Award winning author, biologist speaks to honors, AP students
October 5, 2017
Hope Jahren, the award-winning author of Lab Girl, came to Omaha to speak about her experiences as a biologist and as a writer on Sept. 20. The Omaha Public Library Foundation hosted Jahren for two days, one for her hour-long lecture about being a woman in the science field and the other for being the keynote speaker for an OPL fundraiser.
Jahren is first and foremost a scientist, but became famous due to her first book Lab Girl. Her memoir is about the reality of being a woman in the science field, her love for trees and how she became a scientist. “I became a scientist just really out of raw interest…my earliest memories are in a lab,” she said during the lecture. Her story is full of truth and interesting details about her life, but trees are woven into the narrative constantly. “I love plants because they outlive us, they outnumber us, half of their mass is below the surface, they weigh two tons on average [for trees] and they are different from us,” she said.
Jahren was always called to promote the STEM fields for girl, but she “…was never comfortable with the idea,” she said. She then thought about the real reason why people aren’t joining STEM fields: “No one knows what a scientist’s life was like.” So, she decided to fix that by writing her own memoir, telling the true story of a scientist. “Writing a memoir was not really hard,” she said, when thinking about the process of writing Lab girl, “Since much of a scientist job is writing daily observations and research papers.” Due to her writing experience, powerful testimony, and overwhelming love of trees; her memoir was a huge success. It became a national bestseller, New York Times Notable Book, Winner of the American Association for the Advancement of Science/ Subaru for Excellence and more. Amazon called Lab Girl “An illuminating debut memoir…that will forever change how you see that natural world.”
The actual event came to a total of about 200 teacher, students, and librarians. In fact, Tracy Rumbaugh, a biology teacher at Central, offered to increase a test grade by .5 a point if her AP or Honors biology students came to the event. During the event she talked about what she does as a scientist, how trees are amazing and how they work compared to other organisms. She also showed a video of a growing plants illustrating her point that plants move, albeit slowly, and compete for resources.
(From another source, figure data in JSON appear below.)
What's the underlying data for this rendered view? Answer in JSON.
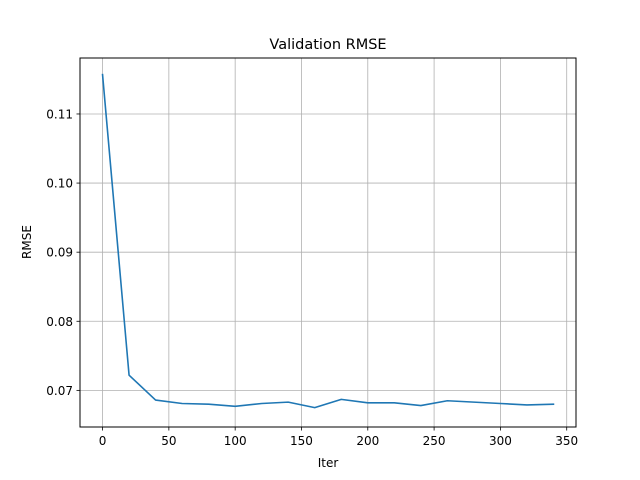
{
  "chart_data": {
    "type": "line",
    "title": "Validation RMSE",
    "xlabel": "Iter",
    "ylabel": "RMSE",
    "xlim": [
      -17,
      357
    ],
    "ylim": [
      0.0647,
      0.1181
    ],
    "xticks": [
      0,
      50,
      100,
      150,
      200,
      250,
      300,
      350
    ],
    "xtick_labels": [
      "0",
      "50",
      "100",
      "150",
      "200",
      "250",
      "300",
      "350"
    ],
    "yticks": [
      0.07,
      0.08,
      0.09,
      0.1,
      0.11
    ],
    "ytick_labels": [
      "0.07",
      "0.08",
      "0.09",
      "0.10",
      "0.11"
    ],
    "grid": true,
    "series": [
      {
        "color": "#1f77b4",
        "x": [
          0,
          20,
          40,
          60,
          80,
          100,
          120,
          140,
          160,
          180,
          200,
          220,
          240,
          260,
          280,
          300,
          320,
          340
        ],
        "y": [
          0.1157,
          0.0722,
          0.0686,
          0.0681,
          0.068,
          0.0677,
          0.0681,
          0.0683,
          0.0675,
          0.0687,
          0.0682,
          0.0682,
          0.0678,
          0.0685,
          0.0683,
          0.0681,
          0.0679,
          0.068
        ]
      }
    ]
  }
}
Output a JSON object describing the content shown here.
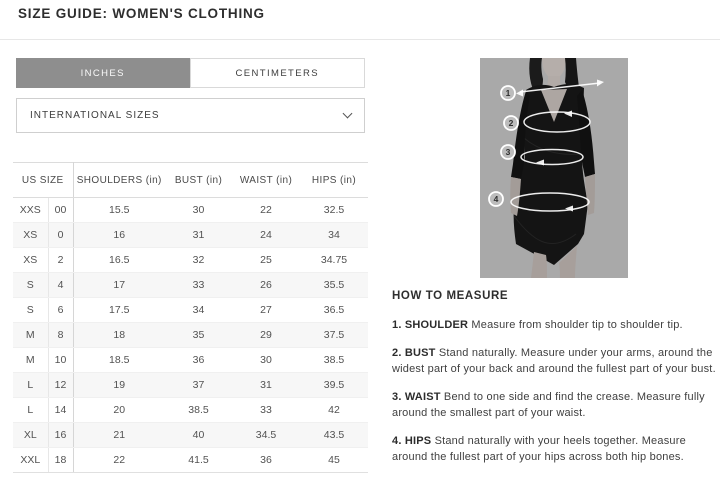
{
  "page": {
    "title": "SIZE GUIDE: WOMEN'S CLOTHING"
  },
  "colors": {
    "tab_selected_bg": "#8e8e8e",
    "backdrop": "#a9a9a9",
    "annotation": "#ffffff",
    "row_alt_bg": "#f7f7f7"
  },
  "tabs": [
    {
      "label": "INCHES",
      "selected": true
    },
    {
      "label": "CENTIMETERS",
      "selected": false
    }
  ],
  "dropdown": {
    "value": "INTERNATIONAL SIZES"
  },
  "size_table": {
    "headers": [
      "US SIZE",
      "SHOULDERS (in)",
      "BUST (in)",
      "WAIST (in)",
      "HIPS (in)"
    ],
    "rows": [
      [
        "XXS",
        "00",
        "15.5",
        "30",
        "22",
        "32.5"
      ],
      [
        "XS",
        "0",
        "16",
        "31",
        "24",
        "34"
      ],
      [
        "XS",
        "2",
        "16.5",
        "32",
        "25",
        "34.75"
      ],
      [
        "S",
        "4",
        "17",
        "33",
        "26",
        "35.5"
      ],
      [
        "S",
        "6",
        "17.5",
        "34",
        "27",
        "36.5"
      ],
      [
        "M",
        "8",
        "18",
        "35",
        "29",
        "37.5"
      ],
      [
        "M",
        "10",
        "18.5",
        "36",
        "30",
        "38.5"
      ],
      [
        "L",
        "12",
        "19",
        "37",
        "31",
        "39.5"
      ],
      [
        "L",
        "14",
        "20",
        "38.5",
        "33",
        "42"
      ],
      [
        "XL",
        "16",
        "21",
        "40",
        "34.5",
        "43.5"
      ],
      [
        "XXL",
        "18",
        "22",
        "41.5",
        "36",
        "45"
      ]
    ]
  },
  "figure": {
    "markers": [
      "1",
      "2",
      "3",
      "4"
    ]
  },
  "measure_guide": {
    "heading": "HOW TO MEASURE",
    "steps": [
      {
        "label": "1. SHOULDER",
        "text": "Measure from shoulder tip to shoulder tip."
      },
      {
        "label": "2. BUST",
        "text": "Stand naturally. Measure under your arms, around the widest part of your back and around the fullest part of your bust."
      },
      {
        "label": "3. WAIST",
        "text": "Bend to one side and find the crease. Measure fully around the smallest part of your waist."
      },
      {
        "label": "4. HIPS",
        "text": "Stand naturally with your heels together. Measure around the fullest part of your hips across both hip bones."
      }
    ]
  }
}
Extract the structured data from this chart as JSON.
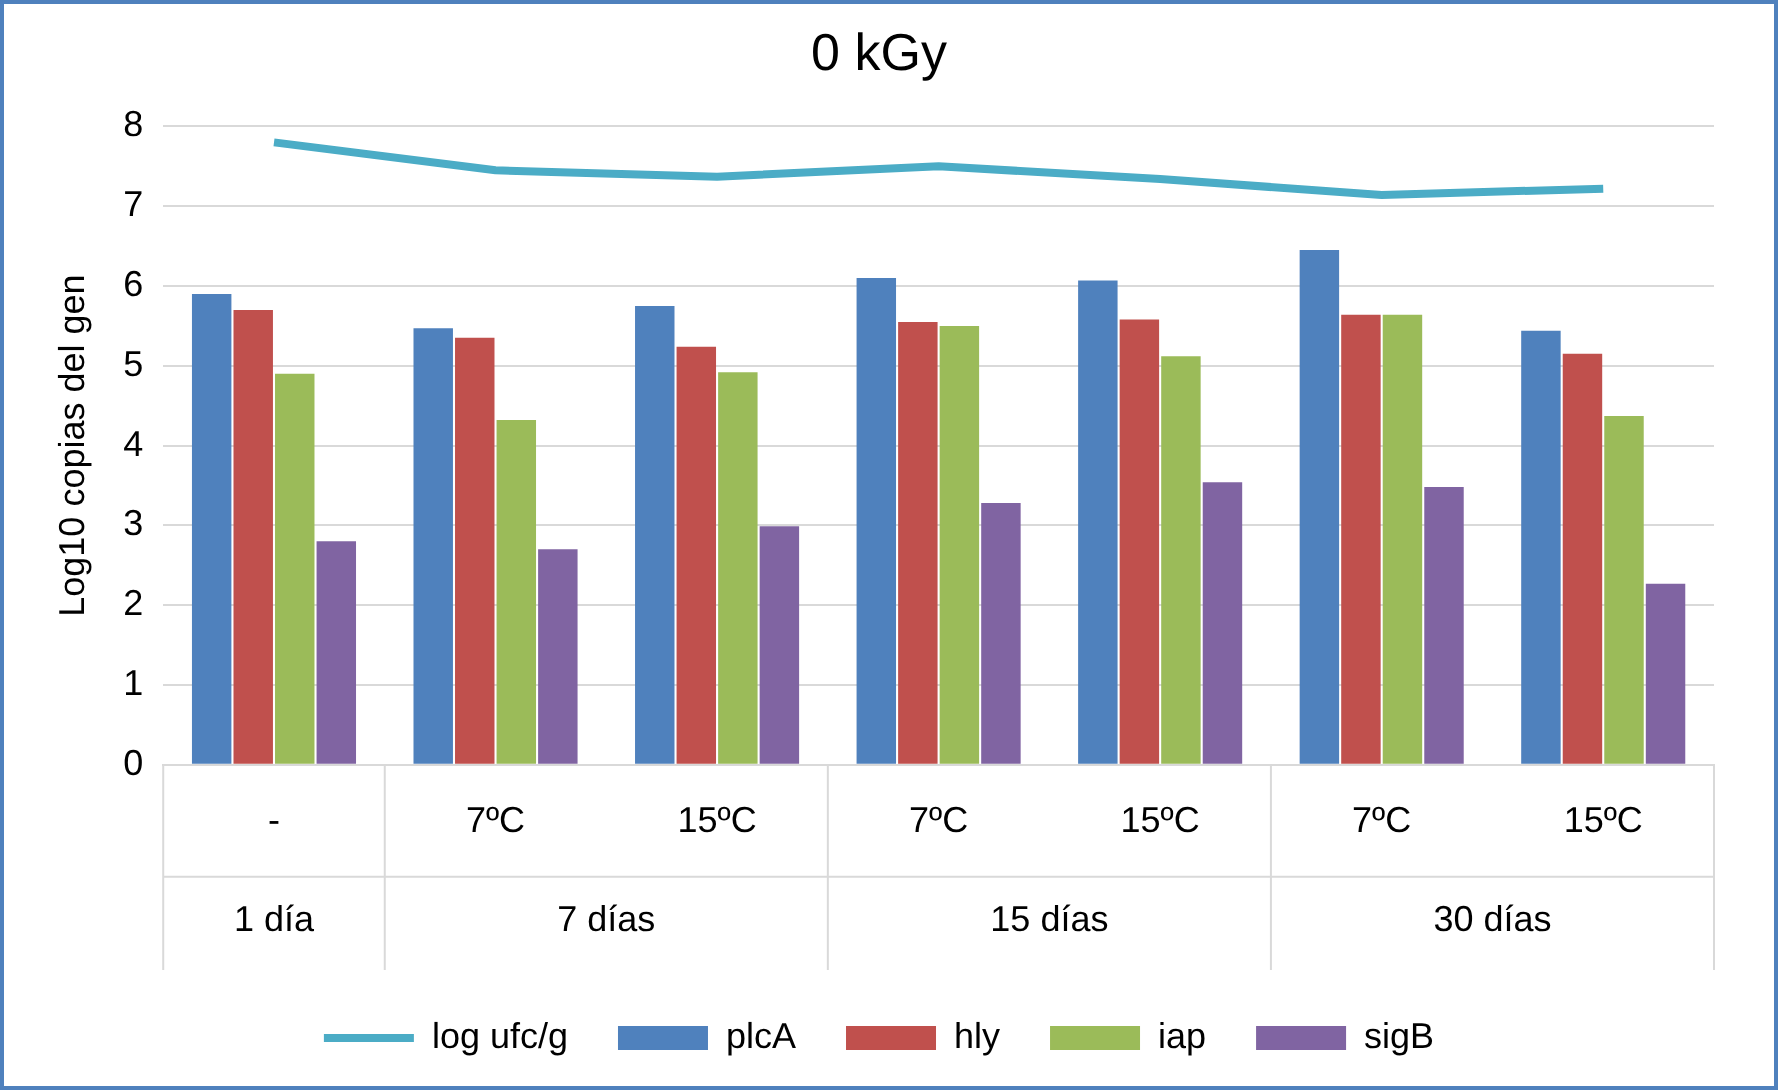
{
  "chart_data": {
    "type": "bar",
    "title": "0 kGy",
    "ylabel": "Log10 copias del gen",
    "categories": [
      "-",
      "7ºC",
      "15ºC",
      "7ºC",
      "15ºC",
      "7ºC",
      "15ºC"
    ],
    "annotations": [
      "1 día",
      "7 días",
      "15 días",
      "30 días"
    ],
    "series": [
      {
        "name": "plcA",
        "color": "#4f81bd",
        "values": [
          5.9,
          5.47,
          5.75,
          6.1,
          6.07,
          6.45,
          5.44
        ]
      },
      {
        "name": "hly",
        "color": "#c0504d",
        "values": [
          5.7,
          5.35,
          5.24,
          5.55,
          5.58,
          5.64,
          5.15
        ]
      },
      {
        "name": "iap",
        "color": "#9bbb59",
        "values": [
          4.9,
          4.32,
          4.92,
          5.5,
          5.12,
          5.64,
          4.37
        ]
      },
      {
        "name": "sigB",
        "color": "#8064a2",
        "values": [
          2.8,
          2.7,
          2.99,
          3.28,
          3.54,
          3.48,
          2.27
        ]
      },
      {
        "name": "log ufc/g",
        "type": "line",
        "color": "#4bacc6",
        "values": [
          7.8,
          7.45,
          7.37,
          7.5,
          7.34,
          7.14,
          7.22
        ]
      }
    ],
    "ylim": [
      0,
      8
    ],
    "yticks": [
      0,
      1,
      2,
      3,
      4,
      5,
      6,
      7,
      8
    ],
    "grid": "y",
    "legend": "bottom",
    "marker": "none"
  }
}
During the Q&A session, students asked about what her favorite plant to work with was (radishes due to ease for experimentation), what her favorite part in high school was (identifying 30 different types of trees in her town, and why trees are more closely related to humans than the average water plant (both trees and humans are long-living multicellular organisms, while the average water plant is not).
Although Jahren is a renowned writer, she is still a scientist at heart. “I’m a scientist. I study plants…because they are life form, they are alive,” she states simply. When she spoke to the students and teachers in the auditorium, her passion for her work was clearly evident in every word and gesture. For students who are planning to go into the science field, she urges them to just “find what you love [in science], figure out why, and do it.” She knows there will be challenges courses that aren’t interesting but she just encourages to “Gut it out in the areas you don’t like and reward yourself with the work you love.”